When visitors from Britain and around the world begin queuing to enter Olympic sites over the next few days, one thing will immediately strike them: the large number of British military personnel who are manning the entrance points and bag scanners at many venues.
The reason for the armed forces’ heavy presence has, of course, been much discussed in the media. G4S, the private security firm which was contracted to provide security guards, has failed to come up with the numbers it had pledged. As a result, the Ministry of Defence is now providing more than 18,000 personnel to act as guards at the Olympic games– nearly twice as many as are deployed on UK operations in Afghanistan at the moment.
Ministers are relieved, of course, that the armed forces have stepped in to fill the gap left by G4S. It would have been little short of disastrous if the MoD had been unable to react as quickly as it has.
But for some commentators, this whole fiasco leaves an unpleasant aftertaste. Their fear is that the presence of all these soldiers, sailors and airmen will “militarise” the Olympics, an event that ought to exude an air of freedom and an absence of aggression.
Such fears are overdone. For one thing, there is a public goodwill towards the armed forces that is unmatched in recent decades, thanks to their role in Afghanistan.
It is also worth reflecting how much things have changed since the conflict in Northern Ireland was resolved. If the Army were still deployed in Northern Ireland, its additional presence at an event like the London Olympics would quite possibly have amplified the security risks at the Games, not reduced them. We should remind ourselves how much things have moved on.
However, there is a deeper point to be made about the role of the Army, which is providing most of the security guards over the next few weeks. The Army is moving into a new era when it can expect to see far more interaction with British society, thanks to the “Army 2020” reforms of Britain’s land forces that have just been unveiled.
There are two reasons for this. First, the Army will for the first time in many generations be almost wholly based at home. The troops will be back from Afghanistan by the end of 2014. Some 20,000 British troops will be coming back from Germany over the next few years.
Secondly, under the Army 2020 reforms, the intention is that the Army will do more to provide what is called “homeland resilience.” The Army will still have a primary role in deterrence, undertaking combat operations overseas. And it will have an important function in training up foreign militaries so they can operate better in their own countries. But there is a growing belief that the Army needs to do more at home – acting as a support of last resort when there are civil emergencies such as floods or a sudden loss of energy supply.
Brigadier Ben Barry of the International Institute for Strategic Studies thinks it is right for the Army to start defining this larger role in “homeland resilience.”

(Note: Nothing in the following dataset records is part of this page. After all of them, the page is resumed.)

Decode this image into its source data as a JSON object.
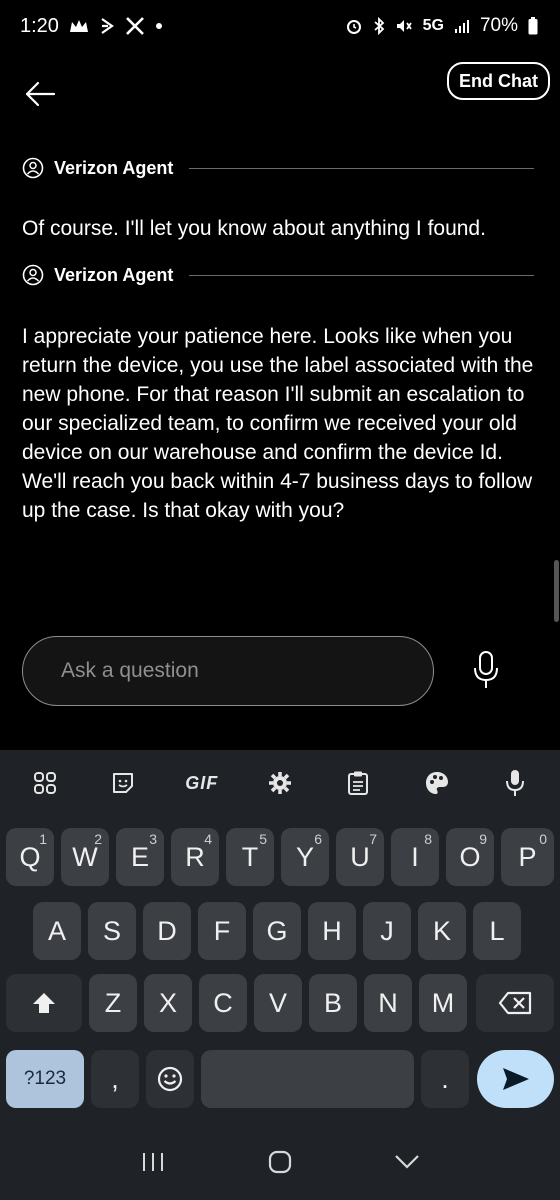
{
  "status_bar": {
    "time": "1:20",
    "network": "5G",
    "battery": "70%"
  },
  "header": {
    "back_icon": "arrow-left-icon",
    "end_chat_label": "End Chat"
  },
  "messages": [
    {
      "sender": "Verizon Agent",
      "text": "Of course. I'll let you know about anything I found."
    },
    {
      "sender": "Verizon Agent",
      "text": "I appreciate your patience here. Looks like when you return the device, you use the label associated with the new phone. For that reason I'll submit an escalation to our specialized team, to confirm we received your old device on our warehouse and confirm the device Id. We'll reach you back within 4-7 business days to follow up the case. Is that okay with you?"
    }
  ],
  "input": {
    "placeholder": "Ask a question"
  },
  "keyboard": {
    "toolbar_gif": "GIF",
    "row1": [
      {
        "key": "Q",
        "hint": "1"
      },
      {
        "key": "W",
        "hint": "2"
      },
      {
        "key": "E",
        "hint": "3"
      },
      {
        "key": "R",
        "hint": "4"
      },
      {
        "key": "T",
        "hint": "5"
      },
      {
        "key": "Y",
        "hint": "6"
      },
      {
        "key": "U",
        "hint": "7"
      },
      {
        "key": "I",
        "hint": "8"
      },
      {
        "key": "O",
        "hint": "9"
      },
      {
        "key": "P",
        "hint": "0"
      }
    ],
    "row2": [
      "A",
      "S",
      "D",
      "F",
      "G",
      "H",
      "J",
      "K",
      "L"
    ],
    "row3": [
      "Z",
      "X",
      "C",
      "V",
      "B",
      "N",
      "M"
    ],
    "symbols_label": "?123",
    "comma_label": ",",
    "period_label": "."
  },
  "colors": {
    "background": "#000000",
    "keyboard_bg": "#1f2227",
    "key_bg": "#3c3f44",
    "enter_key": "#bfe0f8",
    "symbols_key": "#aec4dc"
  }
}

“If you accept the scientific consensus that global warming will make climate emergencies more extreme, then the risk of more serious events relating to climate is certainly there. If you think globalisation and social trends make the world a more interconnected place, that could mean there is a greater risk of pandemics or sudden loss of oil supplies. This means in future you may see more civil emergencies where the Army has a role to play.”
Clearly, there is a balance to be struck. As Brigadier Barry points out:
“Preparing for demanding expeditionary operations overseas is a full time business. This will be compromised if you are using the Army as a back up at home all the time. The military therefore need to be the emergency service of last resort, rather than first resort.”
He notes how soldiers deployed for the Iraq conflict in 2003 were taken off firefighting duties very late in the day because of a fireman’s strike.
Some will argue, of course, that with the regular Army now being cut by 20 per cent to 82,000, there is little sense in expanding its remit of operations and duties.
Besides, government policy since the 9/11 attacks in 2001 has been to put significant resources into improving domestic intelligence, policing and civil resilience, with only the most modest extra resources being allocated to improve the military’s ability to liaise and co ordinate with the civil authorities in domestic emergencies.
Still, the G4S fiasco has reminded us that when the UK authorities are hit by an emergency on a major scale, the Army, Royal Navy and Royal Air Force and the two other services are the only place that the government can go to in order to plug the gap.
Once the Olympics are over, there should be a deeper debate in the UK over how a newly reformed and relocated Army can be better used on homeland resilience – without compromising its primary roles in deterrence and heavy combat.